In 2015 the figure for uncollected debts arising from confiscation orders was £1.61 billion, with only a "shocking" £203 million deemed actually recoverable and an "abysmal" £155 million currently being recovered annually. The headline debt figure is to an extent artificial; it is driven by factors within the legislation such as the “lifestyle provisions” and a large proportion of it represents interest and penalties for non-payment. Nevertheless, it is a sum of such magnitude that it seriously harms the credibility of the entire confiscation regime. To address this, greater involvement of private sector enterprises in the collection of criminal assets is urged, alongside the reform of the distribution of confiscated funds.

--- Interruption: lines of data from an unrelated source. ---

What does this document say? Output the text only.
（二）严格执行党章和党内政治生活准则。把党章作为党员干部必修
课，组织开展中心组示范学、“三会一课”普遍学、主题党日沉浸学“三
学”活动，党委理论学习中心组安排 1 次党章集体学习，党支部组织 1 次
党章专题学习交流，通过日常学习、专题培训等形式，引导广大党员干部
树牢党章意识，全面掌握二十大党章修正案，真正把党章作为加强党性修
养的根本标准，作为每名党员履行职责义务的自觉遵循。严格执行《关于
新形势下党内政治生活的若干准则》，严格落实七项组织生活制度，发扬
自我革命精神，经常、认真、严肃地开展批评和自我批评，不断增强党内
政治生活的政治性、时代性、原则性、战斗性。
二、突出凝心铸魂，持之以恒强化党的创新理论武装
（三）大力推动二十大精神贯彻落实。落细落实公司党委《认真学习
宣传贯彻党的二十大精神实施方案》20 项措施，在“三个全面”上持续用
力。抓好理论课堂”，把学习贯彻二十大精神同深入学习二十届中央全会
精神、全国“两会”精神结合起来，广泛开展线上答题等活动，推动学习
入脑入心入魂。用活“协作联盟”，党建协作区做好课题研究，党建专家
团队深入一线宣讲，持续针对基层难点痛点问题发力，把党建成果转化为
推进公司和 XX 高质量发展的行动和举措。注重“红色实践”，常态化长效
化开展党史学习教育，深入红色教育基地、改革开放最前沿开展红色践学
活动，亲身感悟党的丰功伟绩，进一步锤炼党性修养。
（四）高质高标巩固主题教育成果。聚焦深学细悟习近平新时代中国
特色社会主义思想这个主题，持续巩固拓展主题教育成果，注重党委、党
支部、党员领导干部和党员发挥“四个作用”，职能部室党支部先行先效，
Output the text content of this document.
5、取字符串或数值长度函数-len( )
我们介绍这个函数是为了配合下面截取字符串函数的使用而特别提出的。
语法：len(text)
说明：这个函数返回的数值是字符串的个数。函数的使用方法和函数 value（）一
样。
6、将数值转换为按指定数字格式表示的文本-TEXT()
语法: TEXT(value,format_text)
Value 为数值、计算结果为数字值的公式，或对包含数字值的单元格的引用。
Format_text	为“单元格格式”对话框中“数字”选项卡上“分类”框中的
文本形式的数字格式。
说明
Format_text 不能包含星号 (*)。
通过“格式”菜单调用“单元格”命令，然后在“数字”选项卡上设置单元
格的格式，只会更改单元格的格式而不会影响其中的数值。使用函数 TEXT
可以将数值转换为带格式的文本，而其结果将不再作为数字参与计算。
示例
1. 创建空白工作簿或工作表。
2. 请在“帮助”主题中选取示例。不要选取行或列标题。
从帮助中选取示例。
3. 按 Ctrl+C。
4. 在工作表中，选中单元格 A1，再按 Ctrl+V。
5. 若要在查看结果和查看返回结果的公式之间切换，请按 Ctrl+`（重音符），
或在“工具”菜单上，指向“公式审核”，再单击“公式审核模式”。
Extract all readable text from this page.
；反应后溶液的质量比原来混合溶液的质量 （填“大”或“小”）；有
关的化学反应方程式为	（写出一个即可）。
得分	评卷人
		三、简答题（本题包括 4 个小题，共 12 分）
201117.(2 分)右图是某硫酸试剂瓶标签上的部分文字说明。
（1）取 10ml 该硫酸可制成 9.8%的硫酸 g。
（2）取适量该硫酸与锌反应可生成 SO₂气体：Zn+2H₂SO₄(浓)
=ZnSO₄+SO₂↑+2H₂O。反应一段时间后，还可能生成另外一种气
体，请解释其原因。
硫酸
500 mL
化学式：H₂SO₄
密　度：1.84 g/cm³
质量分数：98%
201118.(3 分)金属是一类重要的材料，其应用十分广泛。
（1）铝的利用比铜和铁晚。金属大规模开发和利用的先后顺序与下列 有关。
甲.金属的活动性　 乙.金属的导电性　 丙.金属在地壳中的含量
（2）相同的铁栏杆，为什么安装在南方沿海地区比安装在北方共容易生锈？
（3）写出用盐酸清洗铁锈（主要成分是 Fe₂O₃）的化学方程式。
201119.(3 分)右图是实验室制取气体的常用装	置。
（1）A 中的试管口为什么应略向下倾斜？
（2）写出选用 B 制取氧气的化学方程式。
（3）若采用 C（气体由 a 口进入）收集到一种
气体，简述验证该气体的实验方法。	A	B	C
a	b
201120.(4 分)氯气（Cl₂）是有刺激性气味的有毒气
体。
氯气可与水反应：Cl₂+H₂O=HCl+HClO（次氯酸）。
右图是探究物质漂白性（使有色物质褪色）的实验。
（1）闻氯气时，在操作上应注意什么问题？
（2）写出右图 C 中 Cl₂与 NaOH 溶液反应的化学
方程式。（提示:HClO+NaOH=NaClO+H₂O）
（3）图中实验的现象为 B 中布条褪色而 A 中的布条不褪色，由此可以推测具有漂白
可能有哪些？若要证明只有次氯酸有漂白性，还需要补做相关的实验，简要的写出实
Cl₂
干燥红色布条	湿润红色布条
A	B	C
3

At present HMCTS bears the responsibility for enforcing confiscation orders but there is no efficient mechanism by which the police are informed that an individual is subject to an outstanding order (see IT problems, above). Even if this is remedied, the strain on resources within state agencies is a serious obstacle to more effective enforcement. As in other areas, therefore, the private sector’s flexibility and access to greater resources are identified as attributes to be exploited and the committee recommends the creation of a market for private enforcement.

Another area identified for reform is the regime of incentives (“ARIS”, the Asset Recovery Incentivisation Scheme) under which confiscated funds are apportioned to the various agencies involved. This was deemed opaque and flawed by the NAO in 2013 but remains in place. 50% of recovered funds are retained by the Home Office, despite this failing to reflect the relative contributions of other parties involved. A new scheme is suggested, which would include allocation of funds to the community through charities, in the hope that affected agencies will be encouraged to step up their enforcement efforts.

That there is no lead agency driving a coherent strategy around POCA feeds into the various problems outlined above. The committee found that there were 15 or more bodies involved, leading to a culture of buck-passing and lack of accountability. It is unsurprising that such a confused landscape - which undoubtedly discourages specialist and is complemented by the myriad incompatible IT systems - prevents the system working effectively. The committee calls for the NCA to take the lead, and to be given extra resources accordingly.

In broad terms, the most likely driver of change is greater expertise supported by proper resources. That this should be the case is unsurprising; the requirements are certainly not unique to the POCA regime. Nor, of course, can either be realised on the cheap. Sadly, experience suggests that governments prefer headline-grabbing initiatives (in criminal justice more often than not draconian and illiberal) over more prosaic or far-reaching ones that require additional spending, notwithstanding their greater prospects of measurable success.